Transforming the Enterprise and Its Value Chain
The learning organization, according to Peter Senge, author of The Fifth Discipline: The Art and Practice of The Learning Organization (1990), is “an organization that is continuously expanding its capacity to create its future.”
Senge teaches Leading Sustainable Systems (L-Lab), one of the Sustainability Certificate courses. His best-selling book introduced systems thinking as a management approach. The course tackles the issues of organizational change and learning in global business sustainability.
These human elements are the critical, connective element in sustainability work. “Transforming value chains is a complex undertaking that begins with understanding the social and environmental contexts in which we are trying to create efficient supply chains for high-quality products,” Senge wrote in a recent publication. “The kind of understanding that leads to improvement is greatly enhanced by partnerships that enable us to work beyond our traditional boundaries by bringing together the perspectives of both civil society and business throughout the chain.”
OCP S.A., the world's largest producer of phosphate, is an example of a corporation that has engaged MIT and the Initiative extensively to accelerate its learning and help transform its operations and value chain.
The company, which is at the top of a global farm and agricultural products supply chain, recognized in 2006 that to be profitable it needed to triple its fertilizer production capacity. To do so, OCP opened four new mines, which meant creating a new business model.

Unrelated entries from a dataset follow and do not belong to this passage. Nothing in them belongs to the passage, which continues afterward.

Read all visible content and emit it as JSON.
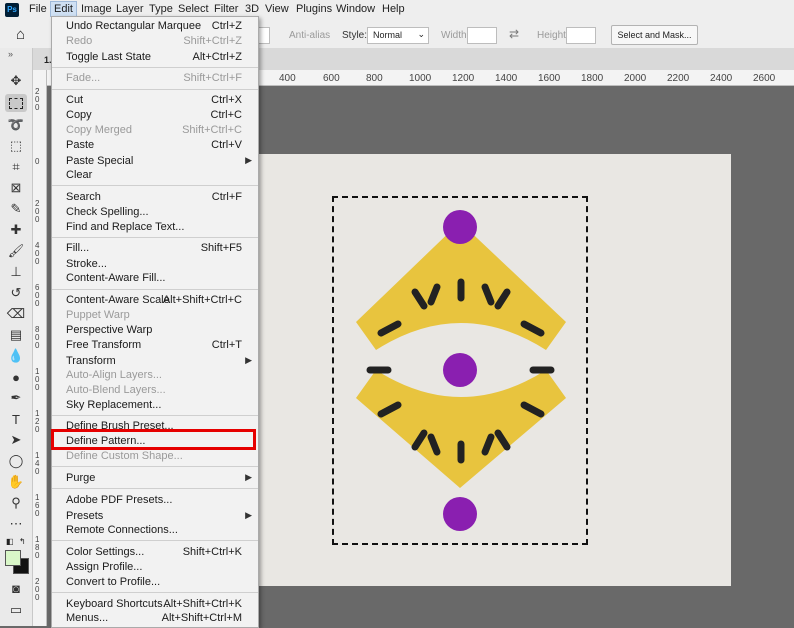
{
  "menubar": {
    "logo": "Ps",
    "items": [
      "File",
      "Edit",
      "Image",
      "Layer",
      "Type",
      "Select",
      "Filter",
      "3D",
      "View",
      "Plugins",
      "Window",
      "Help"
    ]
  },
  "options": {
    "antialias": "Anti-alias",
    "style_label": "Style:",
    "style_value": "Normal",
    "width_label": "Width:",
    "height_label": "Height:",
    "select_mask": "Select and Mask..."
  },
  "ruler": {
    "h_ticks": [
      "400",
      "600",
      "800",
      "1000",
      "1200",
      "1400",
      "1600",
      "1800",
      "2000",
      "2200",
      "2400",
      "2600"
    ],
    "tab_prefix": "1."
  },
  "edit_menu": {
    "undo": {
      "label": "Undo Rectangular Marquee",
      "shortcut": "Ctrl+Z"
    },
    "redo": {
      "label": "Redo",
      "shortcut": "Shift+Ctrl+Z"
    },
    "toggle_last": {
      "label": "Toggle Last State",
      "shortcut": "Alt+Ctrl+Z"
    },
    "fade": {
      "label": "Fade...",
      "shortcut": "Shift+Ctrl+F"
    },
    "cut": {
      "label": "Cut",
      "shortcut": "Ctrl+X"
    },
    "copy": {
      "label": "Copy",
      "shortcut": "Ctrl+C"
    },
    "copy_merged": {
      "label": "Copy Merged",
      "shortcut": "Shift+Ctrl+C"
    },
    "paste": {
      "label": "Paste",
      "shortcut": "Ctrl+V"
    },
    "paste_special": {
      "label": "Paste Special"
    },
    "clear": {
      "label": "Clear"
    },
    "search": {
      "label": "Search",
      "shortcut": "Ctrl+F"
    },
    "check_spelling": {
      "label": "Check Spelling..."
    },
    "find_replace": {
      "label": "Find and Replace Text..."
    },
    "fill": {
      "label": "Fill...",
      "shortcut": "Shift+F5"
    },
    "stroke": {
      "label": "Stroke..."
    },
    "content_aware_fill": {
      "label": "Content-Aware Fill..."
    },
    "content_aware_scale": {
      "label": "Content-Aware Scale",
      "shortcut": "Alt+Shift+Ctrl+C"
    },
    "puppet_warp": {
      "label": "Puppet Warp"
    },
    "perspective_warp": {
      "label": "Perspective Warp"
    },
    "free_transform": {
      "label": "Free Transform",
      "shortcut": "Ctrl+T"
    },
    "transform": {
      "label": "Transform"
    },
    "auto_align": {
      "label": "Auto-Align Layers..."
    },
    "auto_blend": {
      "label": "Auto-Blend Layers..."
    },
    "sky_replacement": {
      "label": "Sky Replacement..."
    },
    "define_brush": {
      "label": "Define Brush Preset..."
    },
    "define_pattern": {
      "label": "Define Pattern..."
    },
    "define_custom_shape": {
      "label": "Define Custom Shape..."
    },
    "purge": {
      "label": "Purge"
    },
    "pdf_presets": {
      "label": "Adobe PDF Presets..."
    },
    "presets": {
      "label": "Presets"
    },
    "remote_connections": {
      "label": "Remote Connections..."
    },
    "color_settings": {
      "label": "Color Settings...",
      "shortcut": "Shift+Ctrl+K"
    },
    "assign_profile": {
      "label": "Assign Profile..."
    },
    "convert_profile": {
      "label": "Convert to Profile..."
    },
    "keyboard_shortcuts": {
      "label": "Keyboard Shortcuts...",
      "shortcut": "Alt+Shift+Ctrl+K"
    },
    "menus": {
      "label": "Menus...",
      "shortcut": "Alt+Shift+Ctrl+M"
    }
  },
  "colors": {
    "highlight_border": "#e60000",
    "ps_blue": "#31a8ff",
    "shape_yellow": "#e8c43e",
    "bead_purple": "#8a1fb0"
  }
}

Ultimately, OCP formed a new marketing strategy, opened 10 new fertilizer plants, and developed plans for a pipeline to minimize phosphate losses, reduce waste water, and lower transportation costs. In a speech at MIT Sloan, OCP chairman and CEO Mostafa Terrab also said the company decentralized and changed the culture of “hierarchy and bureaucracy,” while relocating managers to industrial and mining sites.
Along the way, the Morocco-based company participated in three L-Labs and two GO-Labs — an Executive MBA action learning program for global organizations. OCP also put its top 40 executives through a custom MIT Sloan Executive Education program with a significant component on sustainability and its strategic role in African food security and agriculture.
“At the national level, we contribute to the wealth and well-being of Morocco, not only by our exports, but by our close collaboration, as a socially responsible company, with smallholder farmers, SMEs, IDEs and the local communities that surround our operations,” said Terrab, who is an MIT alum. “At the same time, we are increasing our efforts to build partnerships and share our expertise and experience, especially with farmers in developing countries, through a variety of innovative South-South partnerships. In particular, we are increasing our presence and efforts in Africa, a rising continent with vast agricultural potential, and a continent to which we are proud to belong.”
OCP also has hosted multiple internships and, like their counterparts engaged with the Initiative, OCP sponsors other MIT research as well: phosphate processing at professor Alan Hatton’s lab in the chemical engineering department.
“These kinds of multi-faceted engagements with MIT have proved attractive to dozens of companies across industries and geographies,” said Jay. “MIT is a place that understands and creates the future. We are working hard toward a sustainable future, and we are lucky to have so many allies in industry who are doing the same.”